There were six children in Sr. Judine’s family, and they grew up on a farm. They had to travel six miles to church and school, and in the 1940s, six miles was far especially during the winter.

"People do not believe this, but we were snowbound during the wintertime, and we had to go to school with a horse and sleigh," she said. "We had to bundle up and sit in straw with hot bricks that my mother would heat to keep our feet warm. She heated them on top of an old stove and then wrapped them. As a child, it seemed like it took forever to travel six miles. Our travel time depended on the depth of the snow, and whether the horses could trot or whether they had to really pull the sleigh. The snow plows did not come very often through the county roads where we lived.

"In those days, cars were not plentiful," said Sr. Judine. "So in the summertime, my father would let my older brother drive the horse and buggy.

"I sometimes look back and say I can’t believe this myself," she said. "I must be ancient. We traveled that way until my brother was old enough and responsible enough to drive a car in good weather. We really thought we were in style."

Sr. Judine’s father died when she was 11 years old as a result of a farming accident. Because of her interest in becoming a sister, she asked her mother if the family could afford to let her to go to a Catholic boarding high school. Sr. Judine hesitated about going to a public high school because she was afraid she would lose her desire to become a sister. So her family made sacrifices and she attended St. Benedict’s High School in St. Joseph, Minn.

"It was a good boarding school with good training," she said. "A lot of the girls who attended the school were also interested in joining some day, so there was very good companionship and support among the students. After I graduated from high school, I was old enough to ask if I could enter as a postulant, which is the first stage of formation. I was almost 18 years old, but they told me I was too young."
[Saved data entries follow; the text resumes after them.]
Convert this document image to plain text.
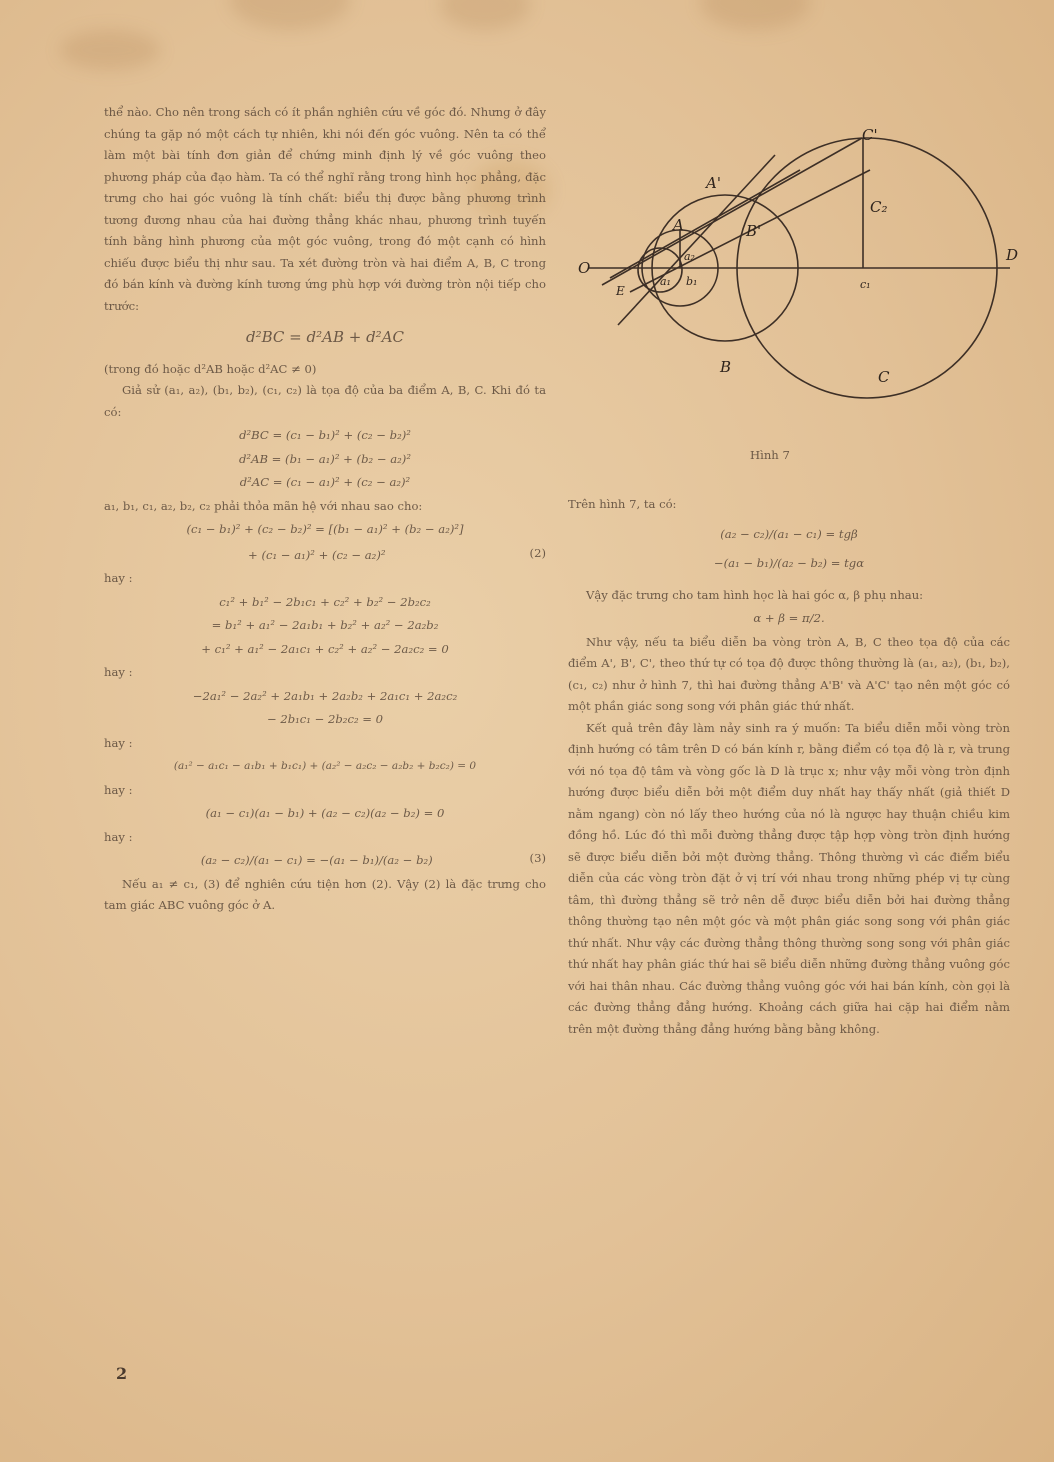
thể nào. Cho nên trong sách có ít phần nghiên cứu về góc đó. Nhưng ở đây chúng ta gặp nó một cách tự nhiên, khi nói đến góc vuông. Nên ta có thể làm một bài tính đơn giản để chứng minh định lý về góc vuông theo phương pháp của đạo hàm. Ta có thể nghĩ rằng trong hình học phẳng, đặc trưng cho hai góc vuông là tính chất: biểu thị được bằng phương trình tương đương nhau của hai đường thẳng khác nhau, phương trình tuyến tính bằng hình phương của một góc vuông, trong đó một cạnh có hình chiếu được biểu thị như sau. Ta xét đường tròn và hai điểm A, B, C trong đó bán kính và đường kính tương ứng phù hợp với đường tròn nội tiếp cho trước:

d²BC = d²AB + d²AC

(trong đó hoặc d²AB hoặc d²AC ≠ 0)

Giả sử (a₁, a₂), (b₁, b₂), (c₁, c₂) là tọa độ của ba điểm A, B, C. Khi đó ta có:

d²BC = (c₁ − b₁)² + (c₂ − b₂)²

d²AB = (b₁ − a₁)² + (b₂ − a₂)²

d²AC = (c₁ − a₁)² + (c₂ − a₂)²

a₁, b₁, c₁, a₂, b₂, c₂ phải thỏa mãn hệ với nhau sao cho:

(c₁ − b₁)² + (c₂ − b₂)² = [(b₁ − a₁)² + (b₂ − a₂)²]

+ (c₁ − a₁)² + (c₂ − a₂)²	(2)

hay :

c₁² + b₁² − 2b₁c₁ + c₂² + b₂² − 2b₂c₂

= b₁² + a₁² − 2a₁b₁ + b₂² + a₂² − 2a₂b₂

+ c₁² + a₁² − 2a₁c₁ + c₂² + a₂² − 2a₂c₂ = 0

hay :

−2a₁² − 2a₂² + 2a₁b₁ + 2a₂b₂ + 2a₁c₁ + 2a₂c₂

− 2b₁c₁ − 2b₂c₂ = 0

hay :

(a₁² − a₁c₁ − a₁b₁ + b₁c₁) + (a₂² − a₂c₂ − a₂b₂ + b₂c₂) = 0

hay :

(a₁ − c₁)(a₁ − b₁) + (a₂ − c₂)(a₂ − b₂) = 0

hay :

(a₂ − c₂)/(a₁ − c₁) = −(a₁ − b₁)/(a₂ − b₂)	(3)

Nếu a₁ ≠ c₁, (3) để nghiên cứu tiện hơn (2). Vậy (2) là đặc trưng cho tam giác ABC vuông góc ở A.

O
D
A'
A	B'
B
C'
C
C₂
a₂
a₁ b₁	c₁
E
Hình 7

Trên hình 7, ta có:

(a₂ − c₂)/(a₁ − c₁) = tgβ

−(a₁ − b₁)/(a₂ − b₂) = tgα

Vậy đặc trưng cho tam hình học là hai góc α, β phụ nhau:

α + β = π/2.

Như vậy, nếu ta biểu diễn ba vòng tròn A, B, C theo tọa độ của các điểm A', B', C', theo thứ tự có tọa độ được thông thường là (a₁, a₂), (b₁, b₂), (c₁, c₂) như ở hình 7, thì hai đường thẳng A'B' và A'C' tạo nên một góc có một phần giác song song với phân giác thứ nhất.

Kết quả trên đây làm nảy sinh ra ý muốn: Ta biểu diễn mỗi vòng tròn định hướng có tâm trên D có bán kính r, bằng điểm có tọa độ là r, và trung với nó tọa độ tâm và vòng gốc là D là trục x; như vậy mỗi vòng tròn định hướng được biểu diễn bởi một điểm duy nhất hay thấy nhất (giả thiết D nằm ngang) còn nó lấy theo hướng của nó là ngược hay thuận chiều kim đồng hồ. Lúc đó thì mỗi đường thẳng được tập hợp vòng tròn định hướng sẽ được biểu diễn bởi một đường thẳng. Thông thường vì các điểm biểu diễn của các vòng tròn đặt ở vị trí với nhau trong những phép vị tự cùng tâm, thì đường thẳng sẽ trở nên dễ được biểu diễn bởi hai đường thẳng thông thường tạo nên một góc và một phân giác song song với phân giác thứ nhất. Như vậy các đường thẳng thông thường song song với phân giác thứ nhất hay phân giác thứ hai sẽ biểu diễn những đường thẳng vuông góc với hai thân nhau. Các đường thẳng vuông góc với hai bán kính, còn gọi là các đường thẳng đẳng hướng. Khoảng cách giữa hai cặp hai điểm nằm trên một đường thẳng đẳng hướng bằng bằng không.

2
They wanted her to wait a year and go to college. She attended St. Benedict’s College on the same campus for one year, asked again, and was accepted. After a year as a postulant, she entered the novitiate. There were 23 novices in her class and that was not the largest class. Some had as many as 33 novices.

"Those were the days when we really had the vocations" she said. "The novitiate was really a great year of learning the Benedictine way of life. I made my first vows in 1945, or temporary profession for three years, and professed my final vows in 1948. I stayed at the mother house and continued going to college. I graduated with a major in social studies and a minor in English in secondary education. I began teaching in 1949 in Minnesota."
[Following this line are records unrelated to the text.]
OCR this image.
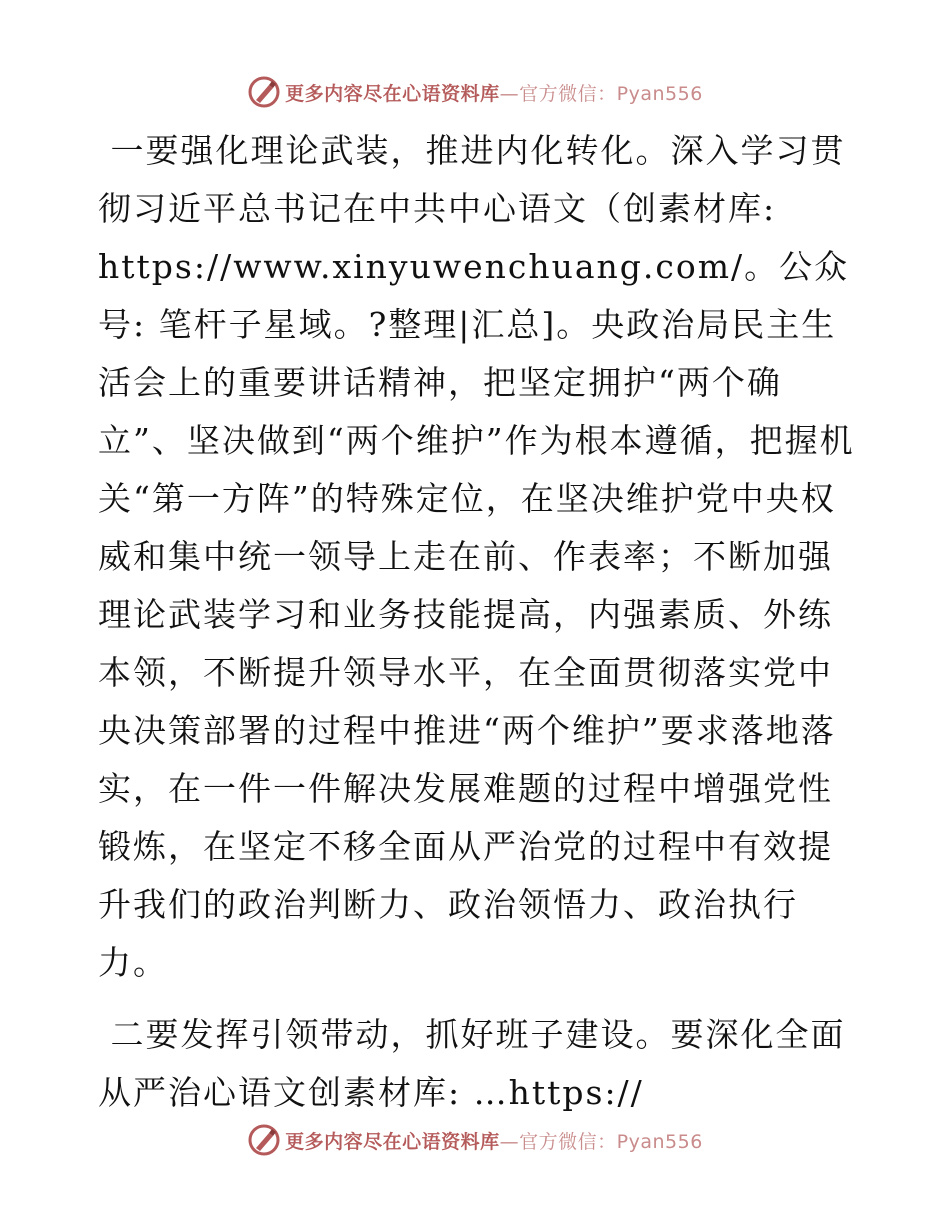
更多内容尽在心语资料库—官方微信：Pyan556

一要强化理论武装，推进内化转化。深入学习贯彻习近平总书记在中共中心语文（创素材库:
https://www.xinyuwenchuang.com/。公众号: 笔杆子星域。?整理|汇总]。央政治局民主生活会上的重要讲话精神，把坚定拥护“两个确立”、坚决做到“两个维护”作为根本遵循，把握机关“第一方阵”的特殊定位，在坚决维护党中央权威和集中统一领导上走在前、作表率；不断加强理论武装学习和业务技能提高，内强素质、外练本领，不断提升领导水平，在全面贯彻落实党中央决策部署的过程中推进“两个维护”要求落地落实，在一件一件解决发展难题的过程中增强党性锻炼，在坚定不移全面从严治党的过程中有效提升我们的政治判断力、政治领悟力、政治执行力。

二要发挥引领带动，抓好班子建设。要深化全面从严治心语文创素材库: …https://

更多内容尽在心语资料库—官方微信：Pyan556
In 1976, she came to Utah to teach at Judge Memorial Catholic High School because the monastery in Minnesota had promised to help staff the Catholic school in Utah. She said the beautiful thing about Judge Memorial was they recruited sisters, priests, and brothers from all different kinds of orders. She taught mostly English classes at Judge Memorial for 10 years, and had already taught nearly 30 years in Minnesota. So in 1986, she decided to stop teaching and find a new ministry.
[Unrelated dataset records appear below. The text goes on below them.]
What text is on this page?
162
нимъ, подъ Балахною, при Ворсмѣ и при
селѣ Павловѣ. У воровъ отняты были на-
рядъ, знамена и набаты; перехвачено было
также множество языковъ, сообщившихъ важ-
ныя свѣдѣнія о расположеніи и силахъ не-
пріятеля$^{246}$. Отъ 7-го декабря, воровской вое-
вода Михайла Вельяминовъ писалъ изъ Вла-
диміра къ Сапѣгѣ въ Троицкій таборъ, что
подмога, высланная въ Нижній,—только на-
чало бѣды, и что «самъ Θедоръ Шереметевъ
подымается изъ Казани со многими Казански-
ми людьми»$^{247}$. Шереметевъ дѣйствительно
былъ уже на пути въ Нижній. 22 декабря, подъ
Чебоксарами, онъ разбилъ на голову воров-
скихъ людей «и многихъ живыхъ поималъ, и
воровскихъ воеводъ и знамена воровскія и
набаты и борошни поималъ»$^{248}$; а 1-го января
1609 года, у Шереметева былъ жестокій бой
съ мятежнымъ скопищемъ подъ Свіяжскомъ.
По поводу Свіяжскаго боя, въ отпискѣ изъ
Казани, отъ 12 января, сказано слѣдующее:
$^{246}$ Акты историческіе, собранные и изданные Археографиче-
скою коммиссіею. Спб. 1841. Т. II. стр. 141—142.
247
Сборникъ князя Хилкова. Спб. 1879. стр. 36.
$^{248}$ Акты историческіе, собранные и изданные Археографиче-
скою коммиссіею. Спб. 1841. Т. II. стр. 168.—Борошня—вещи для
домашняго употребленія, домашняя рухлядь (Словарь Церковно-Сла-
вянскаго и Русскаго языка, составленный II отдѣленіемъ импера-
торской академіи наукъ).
She chose the Corpus Program at Seattle University, and earned a Master’s Degree in alcohol and drug counseling. She transferred to the University of Utah to become certified, and started working at St. Benedict’s Hospital in Ogden in the Alcohol and Chemical Treatment (ACT) Center until 1995.

"In 1994, when we became an independent monastery and the hospital was sold, I began training in spiritual direction so I could have some kind of ministry and do outreach work," said Sr. Judine. "Now I do spiritual direction and the fifth step for patients in alcohol and drug treatment, in which they admit their wrongs to themselves, to God, and to another person."

Sr. Judine is the formation director at Mount Benedict Monastery, and volunteers at the Ogden Rescue Mission Clinic.